Russland-Streit vor der Presse: Weidel übt Kritik an Putin
Bildquelle: Apollo News

In einer Fraktions-Pressekonferenz der AfD ist ein Dissens zwischen den beiden Fraktionschefs offenbar geworden. Auf die Frage eines Reporters zu den Grenzverletzungen durch russische Flugzeuge und Drohnen antworteten die beiden Führungspolitiker der AfD vollkommen unterschiedlich.

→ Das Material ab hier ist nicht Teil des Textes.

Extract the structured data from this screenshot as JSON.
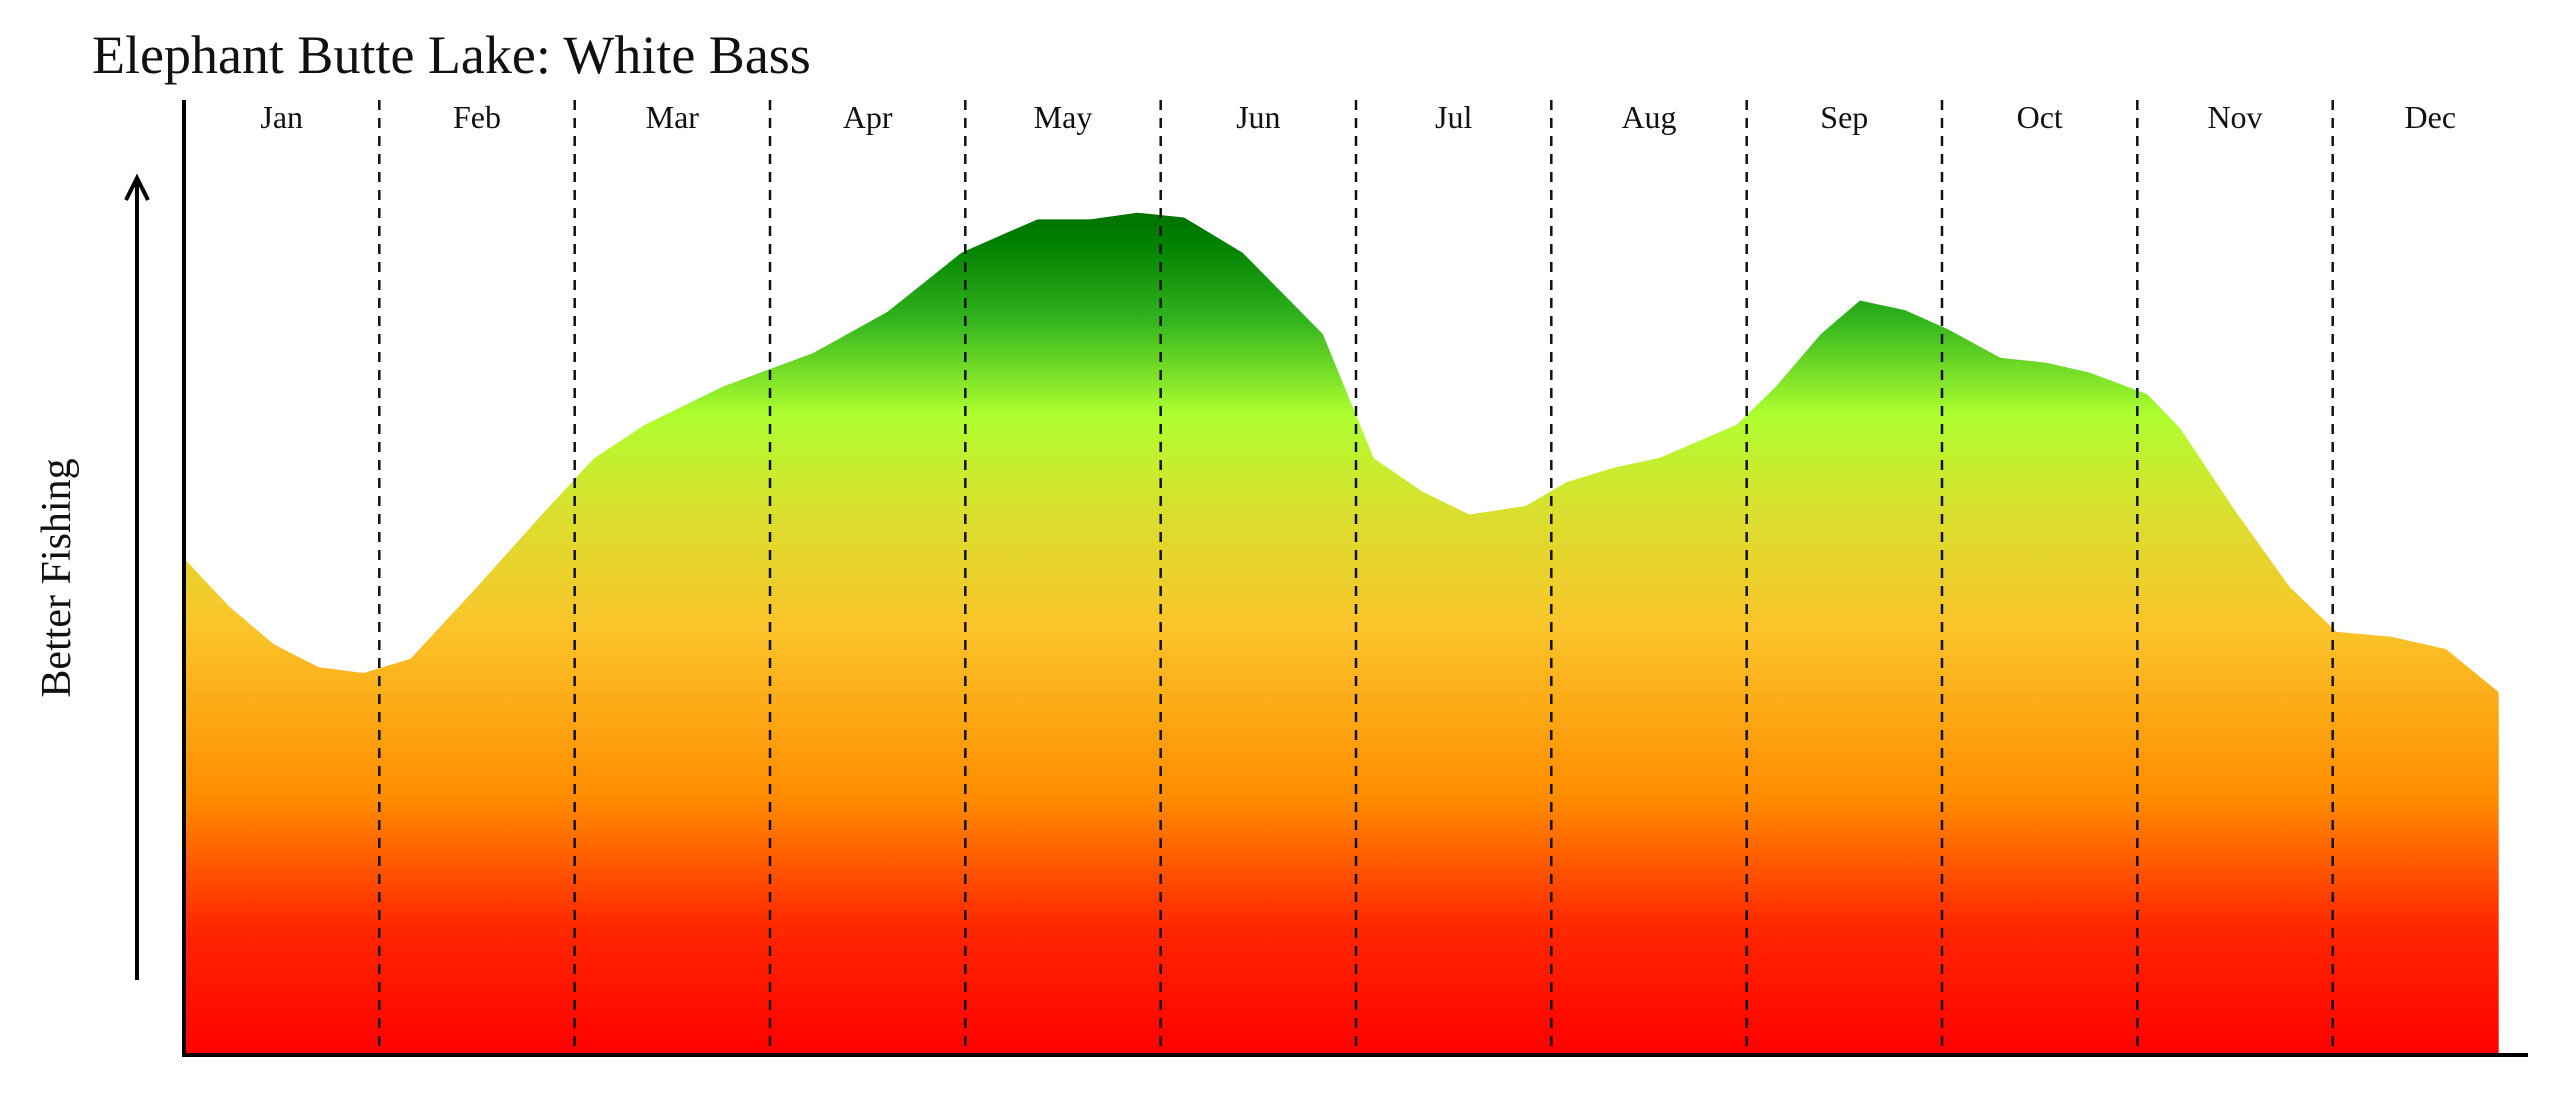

Während Tino Chrupalla Zweifel an der offiziellen Version ausdrückte, fand Alice Weidel deutlichere Worte zum Thema. Chrupalla sprach von „sogenannten Drohnen-Überflügen“, bei denen man sich anschauen müsse, „was davon noch übrig geblieben ist“. So verwies er unter anderem darauf, dass es keine bewaffneten Drohnen gewesen sein, die in NATO-Luftraum eindrangen. Richtigerweise wies Chrupalla zudem darauf hin, dass die bekannt gewordenen Beschädigungen an einem Wohngebäude in Polen durch eine „Abwehrrakete“ herausgestellt habe – „wahrscheinlich der Ukrainer oder der Polen selbst“.

„Da wurde viel Propaganda betrieben, dass es hoch funktionierende und munitionierte Drohnen gab“, sagte Chrupalla. Es gehe um Drohnen, die „teilweise aus Styropor und Sperrholz zusammengeschustert“ gewesen und „dann angeblich 1400 Kilometer in polnisches Hinterland geflogen seien“. Vieles basiere auf „ungenauen Nachrichten und Faktenlagen“.